En 2000, Amouï avait 27 ans. Elle est née dans un petit village baoulé près de Bouaké. Quand il fut temps pour elle de fréquenter l’école, elle fut envoyée chez une des cousines de sa mère, à Bouaké, où celle-ci tient un salon de coiffure. Elle est allée à l’école jusqu’à l’âge de 13 ans. À cette époque, elle s’est retrouvée enceinte d’un des enseignants de l’école. Elle est retournée dans son village et a donné naissance à un fils. Quand il a eu deux ans, elle a décidé d’aller à Abidjan pour y trouver du travail, mais sans succès. Elle a rencontré un autre homme qu’elle aurait voulu épouser, mais il est parti en France sans le lui dire. Elle a quitté Abidjan et est revenue à Bouaké. Elle y a rencontré un autre jeune homme avec lequel elle a eu un autre enfant. Ce second enfant est mort en bas âge. Ne sachant que faire, Amouï a demandé à sa tante de l’engager dans son salon de coiffure. Sa tante a refusé parce qu’elle disait qu’Amouï aimait trop les hommes. Mais elle a accepté de lui enseigner la coiffure. Donc, Amouï a appris comment coiffer avec sa tante et depuis quelques années, elle travaillait au grand marché où elle coiffe les femmes.

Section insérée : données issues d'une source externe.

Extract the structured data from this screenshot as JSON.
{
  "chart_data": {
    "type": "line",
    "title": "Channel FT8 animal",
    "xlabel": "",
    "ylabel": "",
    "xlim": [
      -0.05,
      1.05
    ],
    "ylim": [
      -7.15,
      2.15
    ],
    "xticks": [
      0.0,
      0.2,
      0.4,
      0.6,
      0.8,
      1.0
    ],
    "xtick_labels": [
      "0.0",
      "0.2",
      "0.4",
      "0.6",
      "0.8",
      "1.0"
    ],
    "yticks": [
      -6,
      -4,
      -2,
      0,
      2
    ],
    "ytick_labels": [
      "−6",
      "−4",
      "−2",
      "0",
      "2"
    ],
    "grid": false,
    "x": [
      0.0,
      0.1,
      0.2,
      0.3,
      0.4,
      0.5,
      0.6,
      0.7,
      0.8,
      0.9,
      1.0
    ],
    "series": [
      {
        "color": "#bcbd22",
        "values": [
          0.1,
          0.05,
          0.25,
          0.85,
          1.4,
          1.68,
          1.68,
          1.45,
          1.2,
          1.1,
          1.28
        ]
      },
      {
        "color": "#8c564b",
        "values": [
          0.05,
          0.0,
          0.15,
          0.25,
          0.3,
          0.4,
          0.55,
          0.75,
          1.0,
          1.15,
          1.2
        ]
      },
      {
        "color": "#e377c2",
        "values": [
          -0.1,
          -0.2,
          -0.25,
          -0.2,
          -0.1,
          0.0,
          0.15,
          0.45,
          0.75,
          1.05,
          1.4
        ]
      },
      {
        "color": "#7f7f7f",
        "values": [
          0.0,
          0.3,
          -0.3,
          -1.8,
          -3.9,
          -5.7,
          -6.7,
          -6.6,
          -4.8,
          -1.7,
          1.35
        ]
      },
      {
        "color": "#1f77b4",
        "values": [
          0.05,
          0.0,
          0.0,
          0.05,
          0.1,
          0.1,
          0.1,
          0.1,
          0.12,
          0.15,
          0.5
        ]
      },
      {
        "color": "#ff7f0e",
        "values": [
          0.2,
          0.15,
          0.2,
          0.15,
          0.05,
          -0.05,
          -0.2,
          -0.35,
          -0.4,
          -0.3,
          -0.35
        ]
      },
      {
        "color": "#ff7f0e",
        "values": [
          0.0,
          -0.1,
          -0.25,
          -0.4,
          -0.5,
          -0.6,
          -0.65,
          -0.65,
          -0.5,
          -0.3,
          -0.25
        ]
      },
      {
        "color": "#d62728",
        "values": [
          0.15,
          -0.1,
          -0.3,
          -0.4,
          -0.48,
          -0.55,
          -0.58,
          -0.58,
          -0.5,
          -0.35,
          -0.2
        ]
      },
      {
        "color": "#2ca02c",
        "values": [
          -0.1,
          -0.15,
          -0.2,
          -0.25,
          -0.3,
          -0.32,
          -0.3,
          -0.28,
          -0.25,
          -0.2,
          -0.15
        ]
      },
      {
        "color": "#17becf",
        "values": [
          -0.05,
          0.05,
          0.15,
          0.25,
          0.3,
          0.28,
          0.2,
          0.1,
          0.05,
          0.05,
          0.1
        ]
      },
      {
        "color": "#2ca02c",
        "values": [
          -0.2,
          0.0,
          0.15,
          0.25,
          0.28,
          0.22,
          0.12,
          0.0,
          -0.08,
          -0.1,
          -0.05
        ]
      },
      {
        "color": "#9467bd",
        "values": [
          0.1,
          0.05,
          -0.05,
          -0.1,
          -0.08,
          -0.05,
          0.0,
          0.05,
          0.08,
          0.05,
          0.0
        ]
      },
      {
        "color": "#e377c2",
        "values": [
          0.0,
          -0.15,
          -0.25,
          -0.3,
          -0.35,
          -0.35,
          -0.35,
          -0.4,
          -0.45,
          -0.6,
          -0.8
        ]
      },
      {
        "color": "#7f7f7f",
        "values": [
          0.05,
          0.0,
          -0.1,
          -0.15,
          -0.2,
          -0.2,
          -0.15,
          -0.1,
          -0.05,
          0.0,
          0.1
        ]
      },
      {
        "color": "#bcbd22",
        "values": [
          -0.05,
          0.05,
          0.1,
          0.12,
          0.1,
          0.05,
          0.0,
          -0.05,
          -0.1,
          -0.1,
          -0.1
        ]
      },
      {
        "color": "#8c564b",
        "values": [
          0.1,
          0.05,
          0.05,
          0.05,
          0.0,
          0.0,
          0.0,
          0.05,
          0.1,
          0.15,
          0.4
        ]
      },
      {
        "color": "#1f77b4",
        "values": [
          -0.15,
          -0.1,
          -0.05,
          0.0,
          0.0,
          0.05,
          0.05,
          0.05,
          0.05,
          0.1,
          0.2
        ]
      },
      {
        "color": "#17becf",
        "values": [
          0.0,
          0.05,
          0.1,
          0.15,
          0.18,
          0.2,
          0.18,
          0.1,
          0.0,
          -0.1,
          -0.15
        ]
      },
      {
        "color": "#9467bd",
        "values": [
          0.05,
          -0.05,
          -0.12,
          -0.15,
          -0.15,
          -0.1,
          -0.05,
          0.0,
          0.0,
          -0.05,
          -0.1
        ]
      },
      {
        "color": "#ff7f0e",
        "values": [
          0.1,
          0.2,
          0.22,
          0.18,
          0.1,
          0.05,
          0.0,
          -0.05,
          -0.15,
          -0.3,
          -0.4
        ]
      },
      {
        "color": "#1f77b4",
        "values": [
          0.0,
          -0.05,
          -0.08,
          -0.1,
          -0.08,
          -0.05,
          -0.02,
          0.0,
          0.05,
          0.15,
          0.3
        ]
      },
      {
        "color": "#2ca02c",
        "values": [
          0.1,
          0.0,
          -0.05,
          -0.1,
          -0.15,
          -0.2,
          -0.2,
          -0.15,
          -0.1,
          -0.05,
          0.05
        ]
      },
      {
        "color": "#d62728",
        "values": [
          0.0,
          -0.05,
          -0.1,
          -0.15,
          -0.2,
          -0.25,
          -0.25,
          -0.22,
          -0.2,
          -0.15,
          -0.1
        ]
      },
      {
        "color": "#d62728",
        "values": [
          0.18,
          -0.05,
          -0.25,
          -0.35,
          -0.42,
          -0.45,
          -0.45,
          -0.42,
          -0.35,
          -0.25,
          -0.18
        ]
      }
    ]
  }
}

Au marché, elle s’est liée d’amitié avec une autre femme, Mary, une Libérienne qui vendait des vêtements pour bébé. Amouï en est venue, au fil des conversations, à expliquer à son amie qu’elle se sentait un peu découragée, lui racontant son statut de mère célibataire de deux enfants dont un décédé, la difficulté de trouver un homme honnête, sa peur du futur et sa solitude malgré le fait qu’elle habitait dans la concession de sa tante. Son amie était membre d’une Église indépendante qui regroupait plusieurs réfugiés libériens. Elle invita Amouï à une des célébrations dominicales. Elle s’y sentit bien et apprécia le chant. Elle commença donc à s’y rendre de plus en plus souvent et décida de se joindre à la chorale. Maintenant, elle est membre de cette Église et l’une des principales chanteuses de la chorale. Au moment de l’entretien, elle était très enthousiaste à propos du chant, parce que la chorale préparait une cassette destinée à la vente et elle espérait être invitée à chanter à la télévision.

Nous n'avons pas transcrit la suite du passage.